In a critique exploring how hitting the target of net zero might miss the point, Emily analysed how technical, systemic and moral perspectives around net zero have their own strengths and pitfalls. She concluded there is a danger in becoming overly focused on the target of net zero by a particular date, which could see, for example, land use change to deliver carbon sequestration as an end goal, rather than seeking multifunctional land use systems that retain economic vibrancy. Among her recommendations for ongoing work in this area, Emily found there should be continued and broad cross-party engagement on net zero themes, alongside support for existing work with farmers and alternative ways of describing net zero. As she primarily worked with farmers and politicians, her work highlighted how net zero should be politically relevant and inclusive for those impacted by the transition.
Overall, Emily’s deep engagement with farming communities, politicians and narratives around net zero has led to her conclusion that any roadmap to net zero must not prioritise numbers over human values, and should attempt to blend moral urgency, mechanistic modelling, legal targets and radical honesty.
Saher Hasnain, Year 2 Champion for Healthy and Sustainable Diets
Saher is an environmental scientist and researcher, currently an Assistant Professor at Roskilde University, Denmark. She was previously with the University of Oxford’s Food Systems Transformation Group.

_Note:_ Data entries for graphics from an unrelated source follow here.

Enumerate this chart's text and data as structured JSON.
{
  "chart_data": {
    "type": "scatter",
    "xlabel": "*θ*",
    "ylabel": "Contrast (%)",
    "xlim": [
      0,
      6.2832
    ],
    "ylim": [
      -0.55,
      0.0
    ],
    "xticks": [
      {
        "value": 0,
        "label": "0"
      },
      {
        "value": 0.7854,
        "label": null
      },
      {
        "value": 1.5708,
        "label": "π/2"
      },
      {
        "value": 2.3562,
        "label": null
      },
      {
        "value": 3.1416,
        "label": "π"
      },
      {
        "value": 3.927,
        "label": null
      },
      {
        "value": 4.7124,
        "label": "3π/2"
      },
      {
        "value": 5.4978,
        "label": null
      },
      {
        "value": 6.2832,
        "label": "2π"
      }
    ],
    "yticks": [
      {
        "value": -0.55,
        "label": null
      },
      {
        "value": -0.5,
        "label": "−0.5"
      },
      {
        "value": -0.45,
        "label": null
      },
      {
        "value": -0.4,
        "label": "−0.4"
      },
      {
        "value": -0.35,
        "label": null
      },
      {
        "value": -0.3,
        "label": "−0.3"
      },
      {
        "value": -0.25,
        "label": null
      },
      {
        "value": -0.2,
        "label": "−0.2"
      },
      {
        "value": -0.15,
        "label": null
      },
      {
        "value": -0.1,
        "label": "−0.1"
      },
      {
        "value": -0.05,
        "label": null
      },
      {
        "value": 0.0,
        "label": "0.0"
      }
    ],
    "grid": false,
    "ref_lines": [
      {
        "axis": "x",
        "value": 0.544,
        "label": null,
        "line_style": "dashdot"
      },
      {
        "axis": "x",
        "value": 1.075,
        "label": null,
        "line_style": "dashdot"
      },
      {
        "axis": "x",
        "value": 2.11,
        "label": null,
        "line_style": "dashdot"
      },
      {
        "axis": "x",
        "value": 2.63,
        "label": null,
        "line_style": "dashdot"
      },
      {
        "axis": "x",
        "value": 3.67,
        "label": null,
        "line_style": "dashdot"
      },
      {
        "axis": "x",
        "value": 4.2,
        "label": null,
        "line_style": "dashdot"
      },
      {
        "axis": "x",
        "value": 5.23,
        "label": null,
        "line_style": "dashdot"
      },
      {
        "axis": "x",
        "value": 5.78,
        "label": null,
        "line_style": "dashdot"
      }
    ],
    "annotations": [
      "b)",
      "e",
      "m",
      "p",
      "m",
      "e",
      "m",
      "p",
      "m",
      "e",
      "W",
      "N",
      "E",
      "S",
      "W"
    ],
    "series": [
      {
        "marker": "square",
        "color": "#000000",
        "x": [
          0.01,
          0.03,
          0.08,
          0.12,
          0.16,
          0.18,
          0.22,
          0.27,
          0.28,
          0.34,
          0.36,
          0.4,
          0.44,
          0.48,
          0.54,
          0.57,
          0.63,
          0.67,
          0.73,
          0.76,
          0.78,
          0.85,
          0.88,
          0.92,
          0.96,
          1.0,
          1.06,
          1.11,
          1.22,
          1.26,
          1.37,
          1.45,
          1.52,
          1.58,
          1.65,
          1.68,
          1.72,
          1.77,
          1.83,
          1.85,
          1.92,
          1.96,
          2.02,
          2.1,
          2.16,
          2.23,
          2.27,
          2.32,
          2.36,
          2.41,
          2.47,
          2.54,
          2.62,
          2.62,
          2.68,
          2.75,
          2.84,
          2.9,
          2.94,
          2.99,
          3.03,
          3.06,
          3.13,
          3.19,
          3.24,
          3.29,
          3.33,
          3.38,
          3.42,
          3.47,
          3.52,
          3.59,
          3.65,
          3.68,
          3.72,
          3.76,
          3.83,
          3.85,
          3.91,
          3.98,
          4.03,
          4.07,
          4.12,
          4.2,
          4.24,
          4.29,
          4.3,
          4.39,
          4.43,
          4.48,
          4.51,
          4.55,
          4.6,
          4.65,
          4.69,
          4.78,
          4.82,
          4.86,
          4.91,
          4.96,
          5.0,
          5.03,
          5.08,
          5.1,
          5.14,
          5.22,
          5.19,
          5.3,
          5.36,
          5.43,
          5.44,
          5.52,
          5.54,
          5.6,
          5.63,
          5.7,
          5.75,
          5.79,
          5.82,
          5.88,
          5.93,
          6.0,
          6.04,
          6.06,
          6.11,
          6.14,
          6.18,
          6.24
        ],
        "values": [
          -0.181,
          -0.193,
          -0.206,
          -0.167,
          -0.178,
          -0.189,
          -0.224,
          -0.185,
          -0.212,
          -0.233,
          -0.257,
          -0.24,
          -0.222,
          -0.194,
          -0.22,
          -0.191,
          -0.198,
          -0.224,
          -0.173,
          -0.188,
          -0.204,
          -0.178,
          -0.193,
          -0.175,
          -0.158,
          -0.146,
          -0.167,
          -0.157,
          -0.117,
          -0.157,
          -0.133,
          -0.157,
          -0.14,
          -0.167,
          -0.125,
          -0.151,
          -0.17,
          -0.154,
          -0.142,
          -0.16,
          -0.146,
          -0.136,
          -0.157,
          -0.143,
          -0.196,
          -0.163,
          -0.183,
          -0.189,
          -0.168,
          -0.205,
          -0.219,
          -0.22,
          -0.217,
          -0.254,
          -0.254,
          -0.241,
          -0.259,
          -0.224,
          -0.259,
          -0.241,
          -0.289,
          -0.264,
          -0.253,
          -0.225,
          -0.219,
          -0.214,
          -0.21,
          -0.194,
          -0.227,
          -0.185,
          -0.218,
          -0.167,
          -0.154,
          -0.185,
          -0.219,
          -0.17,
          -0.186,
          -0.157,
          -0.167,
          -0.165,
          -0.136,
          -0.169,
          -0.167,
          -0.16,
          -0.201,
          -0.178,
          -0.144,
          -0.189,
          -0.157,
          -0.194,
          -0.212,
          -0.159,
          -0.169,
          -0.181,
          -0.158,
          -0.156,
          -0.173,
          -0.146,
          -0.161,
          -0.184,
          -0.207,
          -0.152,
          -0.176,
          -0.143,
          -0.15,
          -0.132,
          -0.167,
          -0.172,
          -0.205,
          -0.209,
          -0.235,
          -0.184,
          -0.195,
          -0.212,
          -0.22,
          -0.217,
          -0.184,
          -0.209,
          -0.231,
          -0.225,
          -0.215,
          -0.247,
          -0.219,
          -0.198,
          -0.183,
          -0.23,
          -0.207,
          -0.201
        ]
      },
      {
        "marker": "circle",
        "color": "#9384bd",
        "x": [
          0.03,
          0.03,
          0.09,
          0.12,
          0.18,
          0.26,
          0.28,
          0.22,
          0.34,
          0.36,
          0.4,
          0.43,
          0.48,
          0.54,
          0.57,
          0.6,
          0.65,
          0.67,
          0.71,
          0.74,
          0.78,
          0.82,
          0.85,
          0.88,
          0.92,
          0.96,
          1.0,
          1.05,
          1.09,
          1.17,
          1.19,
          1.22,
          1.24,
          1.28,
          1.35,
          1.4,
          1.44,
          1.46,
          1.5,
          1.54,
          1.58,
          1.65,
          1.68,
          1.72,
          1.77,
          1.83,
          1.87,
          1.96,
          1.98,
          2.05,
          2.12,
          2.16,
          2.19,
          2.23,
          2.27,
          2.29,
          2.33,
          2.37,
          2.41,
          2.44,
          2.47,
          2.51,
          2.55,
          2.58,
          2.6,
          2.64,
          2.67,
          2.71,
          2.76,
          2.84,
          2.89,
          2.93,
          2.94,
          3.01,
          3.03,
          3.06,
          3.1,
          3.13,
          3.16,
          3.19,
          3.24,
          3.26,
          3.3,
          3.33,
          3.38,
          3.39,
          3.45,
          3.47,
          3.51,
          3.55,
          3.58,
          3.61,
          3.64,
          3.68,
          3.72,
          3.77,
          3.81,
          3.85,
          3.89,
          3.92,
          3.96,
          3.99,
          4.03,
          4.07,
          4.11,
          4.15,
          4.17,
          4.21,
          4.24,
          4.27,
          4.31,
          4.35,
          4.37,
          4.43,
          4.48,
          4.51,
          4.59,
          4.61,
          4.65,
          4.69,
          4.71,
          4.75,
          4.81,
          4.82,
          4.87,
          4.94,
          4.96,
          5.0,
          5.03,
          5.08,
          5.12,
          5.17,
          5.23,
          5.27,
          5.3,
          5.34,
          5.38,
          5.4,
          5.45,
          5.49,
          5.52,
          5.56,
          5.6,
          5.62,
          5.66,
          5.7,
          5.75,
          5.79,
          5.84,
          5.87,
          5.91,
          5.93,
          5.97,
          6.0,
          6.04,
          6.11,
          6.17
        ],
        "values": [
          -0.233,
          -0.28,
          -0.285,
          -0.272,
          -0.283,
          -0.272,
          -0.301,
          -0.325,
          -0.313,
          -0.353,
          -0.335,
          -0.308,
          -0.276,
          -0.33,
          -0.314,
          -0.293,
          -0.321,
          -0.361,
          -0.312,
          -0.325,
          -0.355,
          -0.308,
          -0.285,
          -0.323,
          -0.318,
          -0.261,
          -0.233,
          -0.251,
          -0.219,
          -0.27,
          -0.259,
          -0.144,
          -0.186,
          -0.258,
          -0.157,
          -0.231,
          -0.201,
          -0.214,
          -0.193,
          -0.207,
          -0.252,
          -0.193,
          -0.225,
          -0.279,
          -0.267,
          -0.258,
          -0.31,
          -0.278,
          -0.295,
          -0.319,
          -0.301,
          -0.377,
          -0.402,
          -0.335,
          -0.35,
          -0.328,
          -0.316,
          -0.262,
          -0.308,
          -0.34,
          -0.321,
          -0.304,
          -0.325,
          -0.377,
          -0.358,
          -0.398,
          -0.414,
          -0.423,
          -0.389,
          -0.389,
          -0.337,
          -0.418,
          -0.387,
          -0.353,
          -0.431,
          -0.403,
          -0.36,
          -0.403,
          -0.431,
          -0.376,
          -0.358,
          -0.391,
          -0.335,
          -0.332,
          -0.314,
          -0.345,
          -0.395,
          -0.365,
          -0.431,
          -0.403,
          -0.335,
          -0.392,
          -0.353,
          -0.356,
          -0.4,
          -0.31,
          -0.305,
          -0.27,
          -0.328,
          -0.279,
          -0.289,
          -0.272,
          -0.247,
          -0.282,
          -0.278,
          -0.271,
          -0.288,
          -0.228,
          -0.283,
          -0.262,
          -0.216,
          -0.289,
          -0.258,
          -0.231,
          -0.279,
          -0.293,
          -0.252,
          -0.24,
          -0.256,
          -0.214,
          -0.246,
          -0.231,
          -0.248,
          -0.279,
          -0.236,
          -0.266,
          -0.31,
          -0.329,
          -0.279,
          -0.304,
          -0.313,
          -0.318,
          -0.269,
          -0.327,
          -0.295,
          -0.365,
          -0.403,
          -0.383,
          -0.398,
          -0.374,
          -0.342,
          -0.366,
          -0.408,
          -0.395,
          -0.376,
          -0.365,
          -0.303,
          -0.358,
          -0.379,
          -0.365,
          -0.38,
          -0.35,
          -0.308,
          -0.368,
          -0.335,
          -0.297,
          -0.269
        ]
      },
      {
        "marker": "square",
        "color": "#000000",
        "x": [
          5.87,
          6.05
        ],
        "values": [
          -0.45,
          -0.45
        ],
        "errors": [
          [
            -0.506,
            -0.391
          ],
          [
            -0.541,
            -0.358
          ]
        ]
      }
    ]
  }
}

Saher’s research looked at how systematic inequalities trap lower socio-economic communities in unhealthy, unsustainable cycles and impedes progress towards a just food transition and net zero.
Setting out to investigate how inequalities impede progress towards net zero, Saher replaced workshops in favour of in-depth interviews with her participants, who were specifically recruited from a range of diverse backgrounds. She particularly drew on participants from faith groups, and individuals from lower socio-economic groups, minorities and food system support groups. Her questions explored sources of ‘perverse’ resilience, experiences of food insecurity, and perspectives on net zero and just transition, aiming to move beyond individual choice narratives.
“The food system requires a systemic rethink and redesign for outcomes across health and nutrition security, socio-economic wellbeing, and environmental sustainability. I used the community and faith networks and their gatekeepers to get insights from those who tend not to be spoken to for these particular topics.”
The majority of those interviewed reported that they would like the luxury to care about things like net zero, but are trapped in vicious cycles of dependency and emergency food provision, and feel locked out of ‘nice to have’ outcomes. As a result, Saher concluded that net zero cannot and should not be achieved without addressing the fundamental inequities built into the food system, and anything else is tinkering at the edges. Her work found that the food system requires a systemic rethink and redesign for outcomes across health and nutrition security, socio-economic wellbeing, and environmental sustainability. She also found that the food environment is about more than just access to retailers, affordability and proximity. Her participants knew what a healthy and nutritious diet was and would like to be able to access the resources in a dignified way to be able to make those choices.
Her key recommendations, based on this in-depth and carefully structured research, included that social and economic interventions are needed to break the entrenched food system of inequality and injustice. While there is a rich body of literature looking at the health and sustainability of diets and food environments, she noted there is a lack of research on the impact of regulatory incentives and disincentives, and that structural inequalities cannot be addressed without addressing exclusions and disempowerment.